Hi. I am very glad to join the club of snowboarders. I am a late beginner (28) and always wanted to board. Now I finally can. I got a my own board and boots recently. But still thinking about bindings. 
Does anyone have an opinion about Flow bindings that just require you to put you foot in and snap the back? 
Also, is anyone aware of a similar design as Flow? Does Burton has something like that?

Thanks,
K


----------



## Mystery2many (Aug 14, 2013)

I had a pair of Flow NXT AT and I absolutely hated them but I know of many people that love them. I like a traditional strap in binding. Personal preference mainly.

I believe K2 also makes a step in binding.


----------



## Noreaster (Oct 7, 2012)

Assuming you're a woman?

Look into Gnu and Roxy. I'm not a fan of that type of binding personally, but heard good things about Gnu b famous.


----------



## ASwedishViking (Dec 27, 2013)

Hi! I think flow bindings has its pros and cons. It's obviously faster to get ready, but my experience with flow is that as soon as ice or snow comes into the bottom of the binding, you have to readjuste the binding and you will not save any time... But this is just my personal opinion, I am sure there are plenty of "flow lovers" out there!


----------



## bseracka (Nov 14, 2011)

Noreaster said:


> Assuming you're a woman?
> 
> Look into Gnu and Roxy. I'm not a fan of that type of binding personally, but heard good things about Gnu b famous.


Don't waste your time gnu and roxy bindings are pure garbage; substandard, overpriced junk prone to failure.

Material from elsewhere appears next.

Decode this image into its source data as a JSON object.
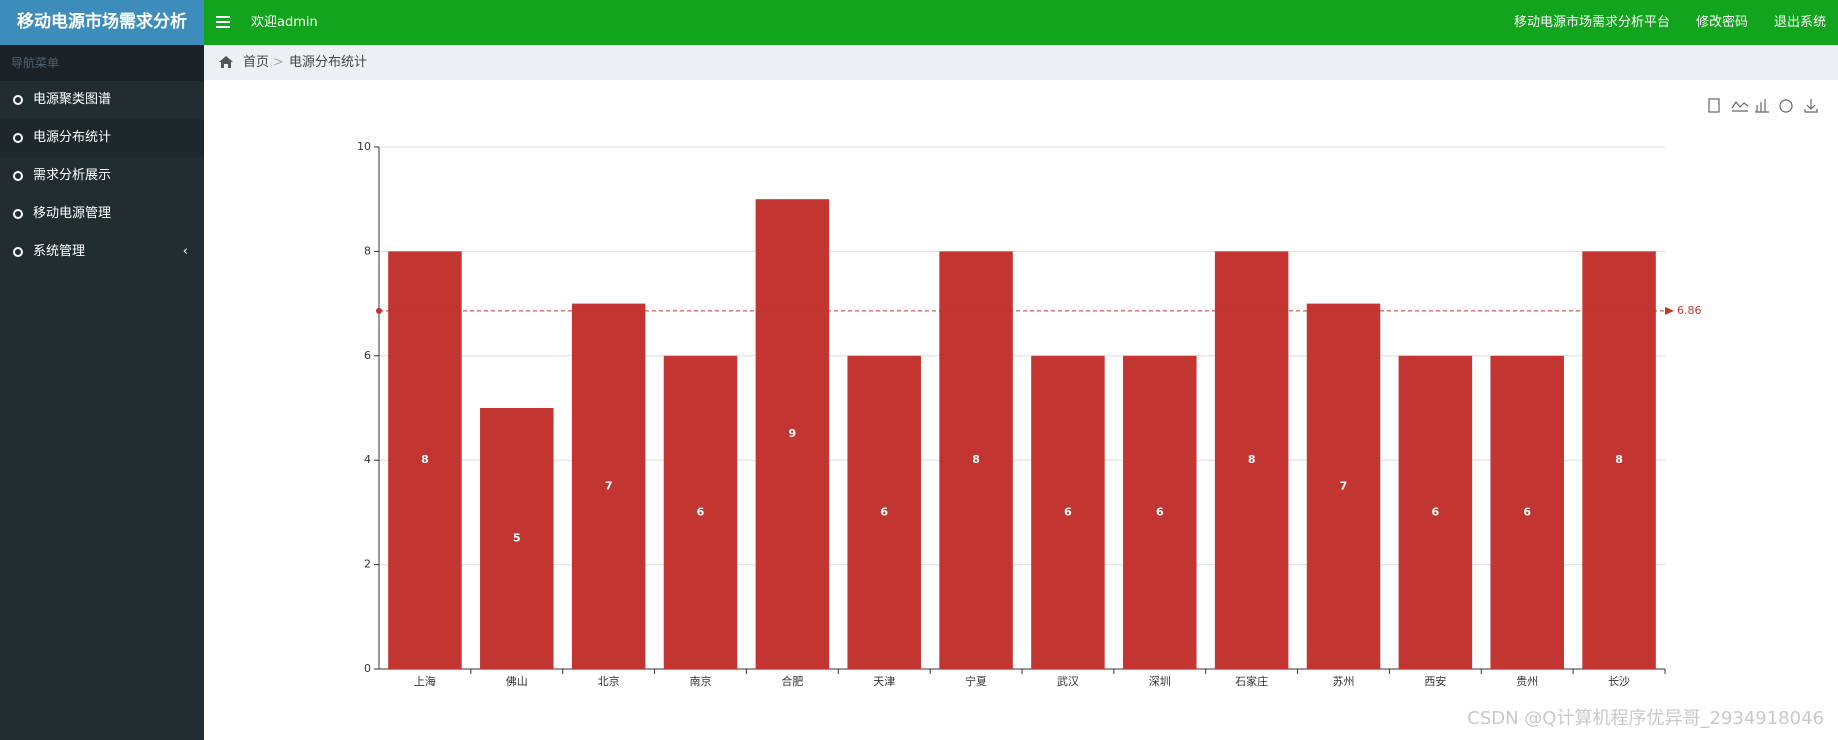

Flow and K2 are what to look at for rear entry. Otherwise straps, or rear entry is personal preference. I prefer straps.


----------



## larrytbull (Oct 30, 2013)

I am just a noob, but I have owned all three brands of rear entry bindings. So I can't get too tech on performance but I can offer my experience with each one

My first try at rear entry was k2 cinch ctx. I chose these after reading reviews. They offered a well built albeit heavy binding that offered the ability to ratchet. Or rear entry. they also had the harshmellow padding and chanting. I would have kept using them with the exception that they were so hard to lock in. They really required a lot of effort and my fore arms would burn by end of the day.

This year I bought a second board and decided to try gnu's. I went with the street binding. I was not a fan of it, due to build quality and lack of chanting. The board I bought was a tad too small for me (before I found this site) and realized that weight and shoe size were how to size a board. I sold that board and bindings, and and bought the same board a bit longer , and chose to try next step up from the gnu's the weird. It was a 2013 model and offered the Eva padding and chanting. They were ok, but I did not like the toe cap, it moved front to back only not up or down, so I always found myself trying to wiggle the toe cap to fit the boot. I purchased these from backcountry and returned them. 

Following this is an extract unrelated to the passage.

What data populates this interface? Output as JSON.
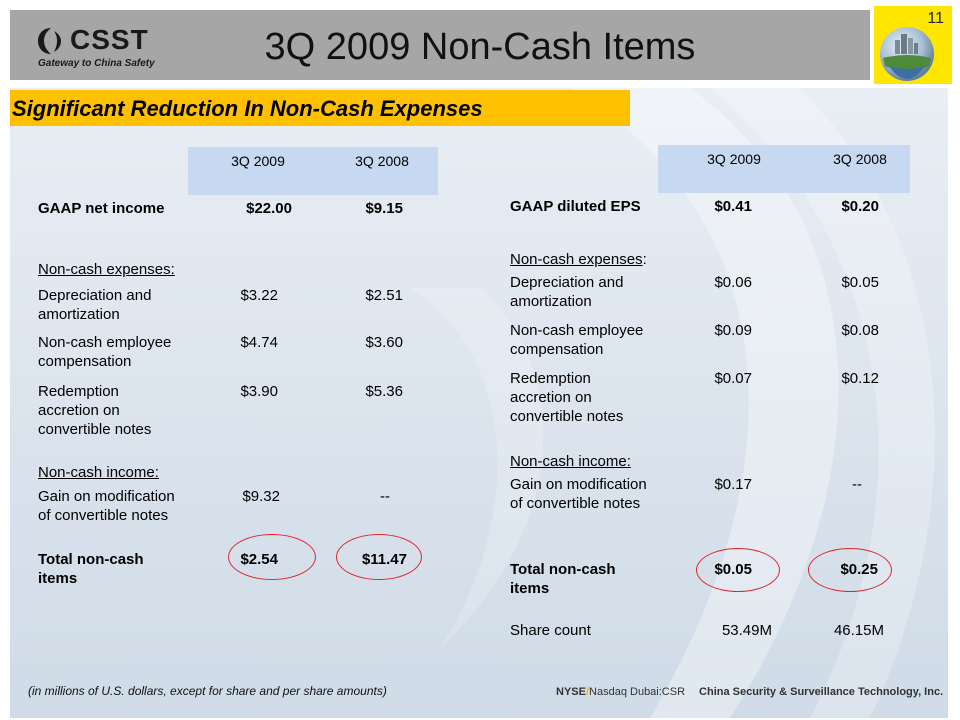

I called flow to talk about their bindings, as I had tried the rest. they offered my a great deal on some stiff, and I wound up purchasing the nx2-se model. I was worried that since I was a noob they would be too stiff for me, but the price was so good I could not resist. I was originally looking at the fuse-se due to their forgiving flex.

Of all the rear entry bindings, I really lime the flow the best. They offer a really nice build quality. As well as actually being easier to clip on and off, they took me a day or so to get fully tweaked. But by far the best of the three. 
Couple things that I found, these bindings were a little tougher to judge center than the k2 or gnu's. And a mistake in that initial setup for me had me doing a bit more toe hang which caused the front buckles to unlock. I fixed this by properly centering boot.
Also as other online poster noted, the binding is a bit narrow so entry into the binding should angle in a bit.
Also I found that if you straps a bit looser than on traditional binding it is easier to get in and out, and they seems to be reactive

hope this helps

Btw. I started last year at 49. So you are really not late to game &#55357;&#56838;


----------



## wrathfuldeity (Oct 5, 2007)

if ur riding deep pow, tree wells...go with straps, rear entry can be hellish or even fatal to get out of or into


----------



## neni (Dec 24, 2012)

wrathfuldeity said:


> if ur riding deep pow, tree wells...go with straps, rear entry can be hellish or even fatal to get out of or into


+1
Had to use a volkl rear entry binding on a 40cm day. Got digged - mewh - and it was sweat n tears to get into again :thumbsdown:


----------